A behind-the-scenes look at making this pool work
Pools are built to last 40 years. So why is Ridgewood running on 60+ years of service?
FreeImages.com/Michel Meynsbrughen

In its latest ranking, USA Swimming named Madison the No. 5 best swim city in the country, thanks in part to its number of community pools, such as the Ridgewood Pool on Barton Road. That facility has helped teach thousands of kids to swim over the past 60 years.

And that’s part of the problem.

Pools are built to last about 40 years; a long life for a swimming pool is 50 years. So at 60 years old, Ridgewood Pool needs a lot of work to make it ready for swimmers this summer.

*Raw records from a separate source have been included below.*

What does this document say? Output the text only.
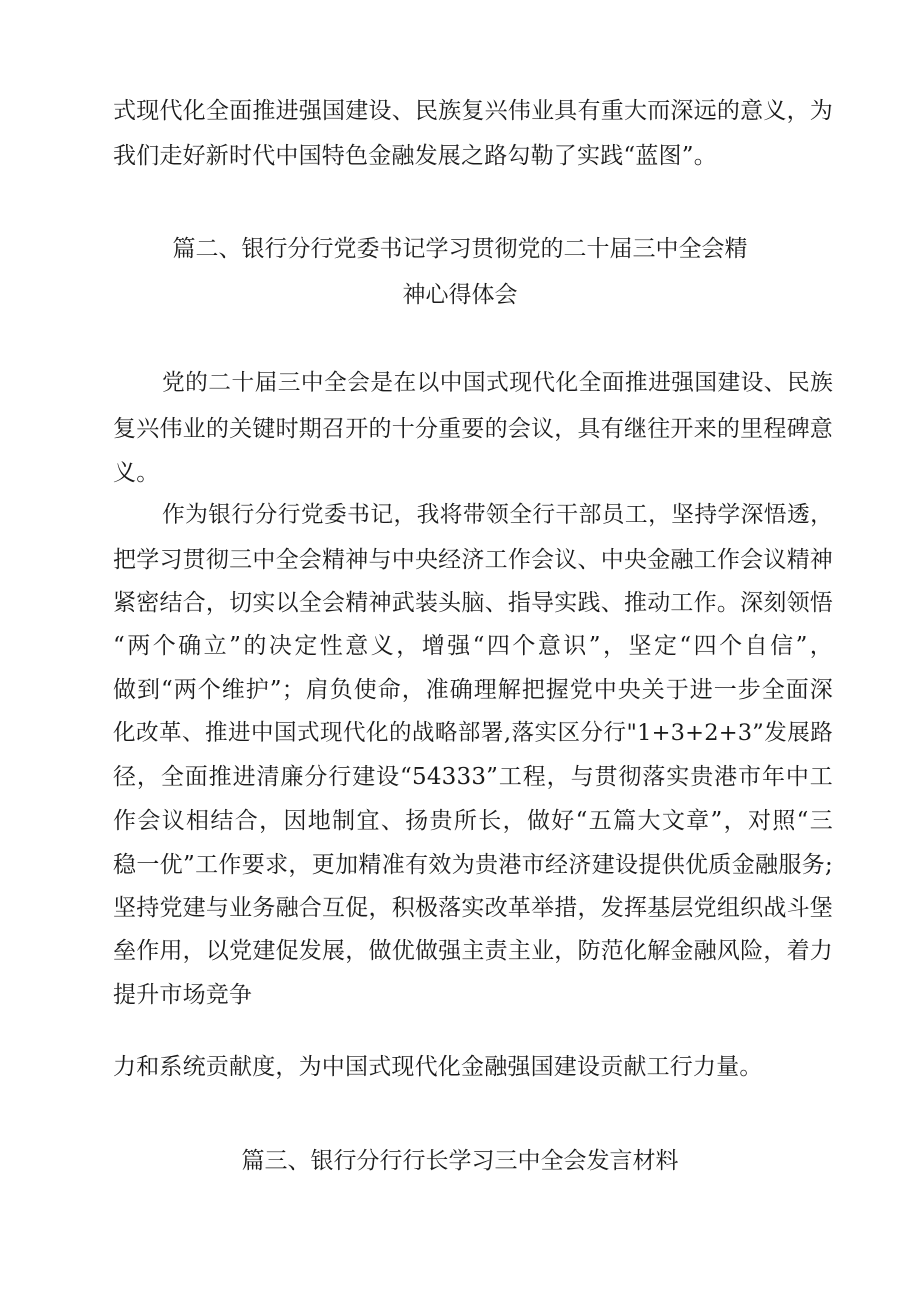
式现代化全面推进强国建设、民族复兴伟业具有重大而深远的意义，为
我们走好新时代中国特色金融发展之路勾勒了实践“蓝图”。
篇二、银行分行党委书记学习贯彻党的二十届三中全会精
神心得体会
党的二十届三中全会是在以中国式现代化全面推进强国建设、民族
复兴伟业的关键时期召开的十分重要的会议，具有继往开来的里程碑意
义。
作为银行分行党委书记，我将带领全行干部员工，坚持学深悟透，
把学习贯彻三中全会精神与中央经济工作会议、中央金融工作会议精神
紧密结合，切实以全会精神武装头脑、指导实践、推动工作。深刻领悟
“两个确立”的决定性意义，增强“四个意识”，坚定“四个自信”，
做到“两个维护”；肩负使命，准确理解把握党中央关于进一步全面深
化改革、推进中国式现代化的战略部署,落实区分行"1+3+2+3”发展路
径，全面推进清廉分行建设“54333”工程，与贯彻落实贵港市年中工
作会议相结合，因地制宜、扬贵所长，做好“五篇大文章”，对照“三
稳一优”工作要求，更加精准有效为贵港市经济建设提供优质金融服务;
坚持党建与业务融合互促，积极落实改革举措，发挥基层党组织战斗堡
垒作用，以党建促发展，做优做强主责主业，防范化解金融风险，着力
提升市场竞争
力和系统贡献度，为中国式现代化金融强国建设贡献工行力量。
篇三、银行分行行长学习三中全会发言材料
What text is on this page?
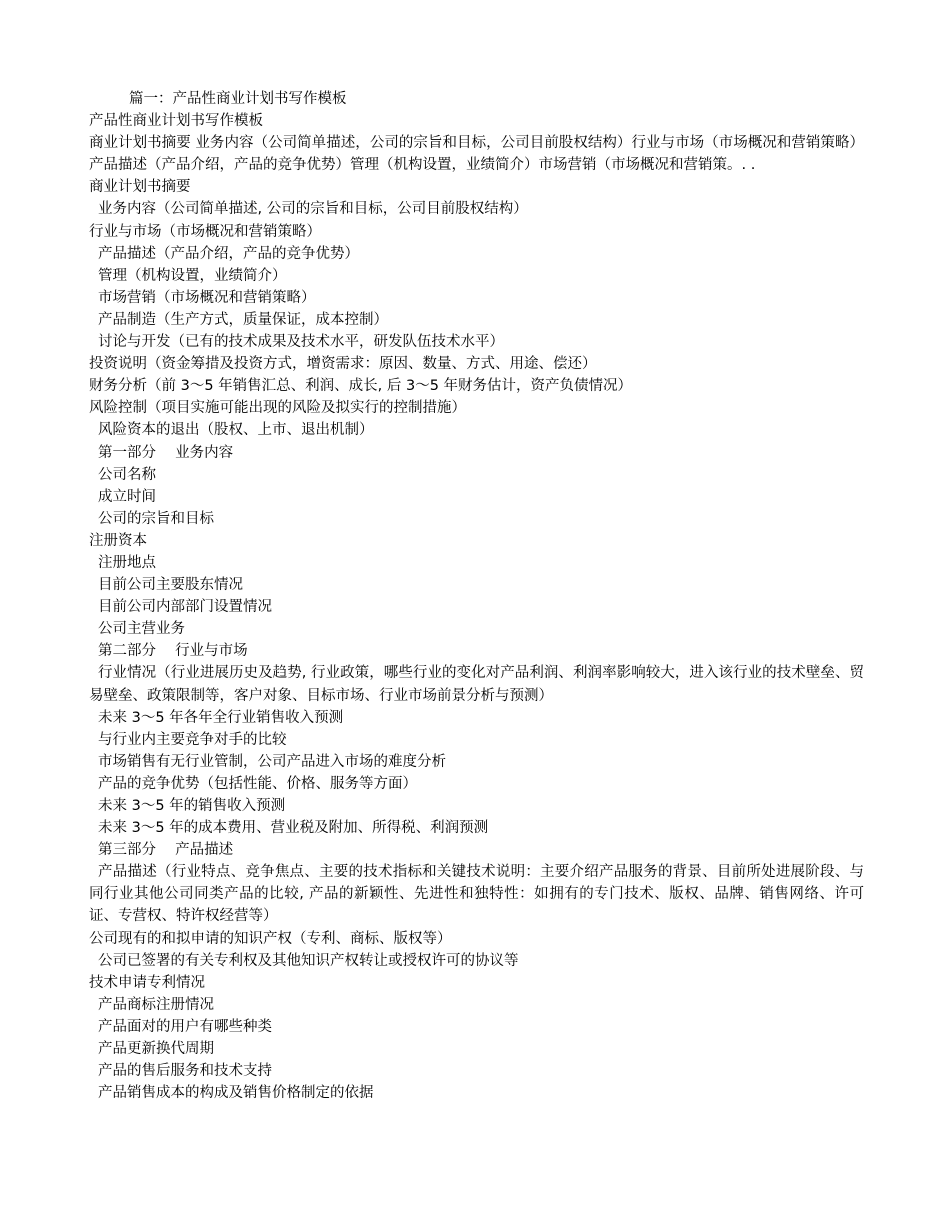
篇一：产品性商业计划书写作模板
产品性商业计划书写作模板
商业计划书摘要 业务内容（公司简单描述，公司的宗旨和目标，公司目前股权结构）行业与市场（市场概况和营销策略）产品描述（产品介绍，产品的竞争优势）管理（机构设置，业绩简介）市场营销（市场概况和营销策。. .
商业计划书摘要
业务内容（公司简单描述, 公司的宗旨和目标，公司目前股权结构）
行业与市场（市场概况和营销策略）
产品描述（产品介绍，产品的竞争优势）
管理（机构设置，业绩简介）
市场营销（市场概况和营销策略）
产品制造（生产方式，质量保证，成本控制）
讨论与开发（已有的技术成果及技术水平，研发队伍技术水平）
投资说明（资金筹措及投资方式，增资需求：原因、数量、方式、用途、偿还）
财务分析（前 3～5 年销售汇总、利润、成长, 后 3～5 年财务估计，资产负债情况）
风险控制（项目实施可能出现的风险及拟实行的控制措施）
风险资本的退出（股权、上市、退出机制）
第一部分　 业务内容
公司名称
成立时间
公司的宗旨和目标
注册资本
注册地点
目前公司主要股东情况
目前公司内部部门设置情况
公司主营业务
第二部分　 行业与市场
行业情况（行业进展历史及趋势, 行业政策，哪些行业的变化对产品利润、利润率影响较大，进入该行业的技术壁垒、贸易壁垒、政策限制等，客户对象、目标市场、行业市场前景分析与预测）
未来 3～5 年各年全行业销售收入预测
与行业内主要竞争对手的比较
市场销售有无行业管制，公司产品进入市场的难度分析
产品的竞争优势（包括性能、价格、服务等方面）
未来 3～5 年的销售收入预测
未来 3～5 年的成本费用、营业税及附加、所得税、利润预测
第三部分　 产品描述
产品描述（行业特点、竞争焦点、主要的技术指标和关键技术说明：主要介绍产品服务的背景、目前所处进展阶段、与同行业其他公司同类产品的比较, 产品的新颖性、先进性和独特性：如拥有的专门技术、版权、品牌、销售网络、许可证、专营权、特许权经营等）
公司现有的和拟申请的知识产权（专利、商标、版权等）
公司已签署的有关专利权及其他知识产权转让或授权许可的协议等
技术申请专利情况
产品商标注册情况
产品面对的用户有哪些种类
产品更新换代周期
产品的售后服务和技术支持
产品销售成本的构成及销售价格制定的依据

Mac McGilvray, the Ridgewood board president, said crews have been busy patching deteriorating cement and addressing shifting cement at Ridgewood over the past few years. He also had expansion joints installed in the pool’s pump house. Those joints are generally used in earthquake zones. At Ridgewood, they help keep the pipes from breaking.

Aging pools are part of a larger problem. Instead of getting rebuilt, many pools are closing. In the past ten years, 1,800 pools across the country have closed, according to USA Swimming. 33 of those commercial closures were here in Wisconsin.

When more pools close, McGilvray said fewer kids have access to swim lessons. That could be behind the increase in drowning deaths. According to the Centers for Disease Control and Prevention , there are an average of 3,536 fatal unintentional drownings each year in the U.S. That’s about 10 deaths per day. About 1 in 5 people who die from drowning are children age 14 and younger. For every child who dies from drowning, another five children receive emergency department care for nonfatal submersion injuries.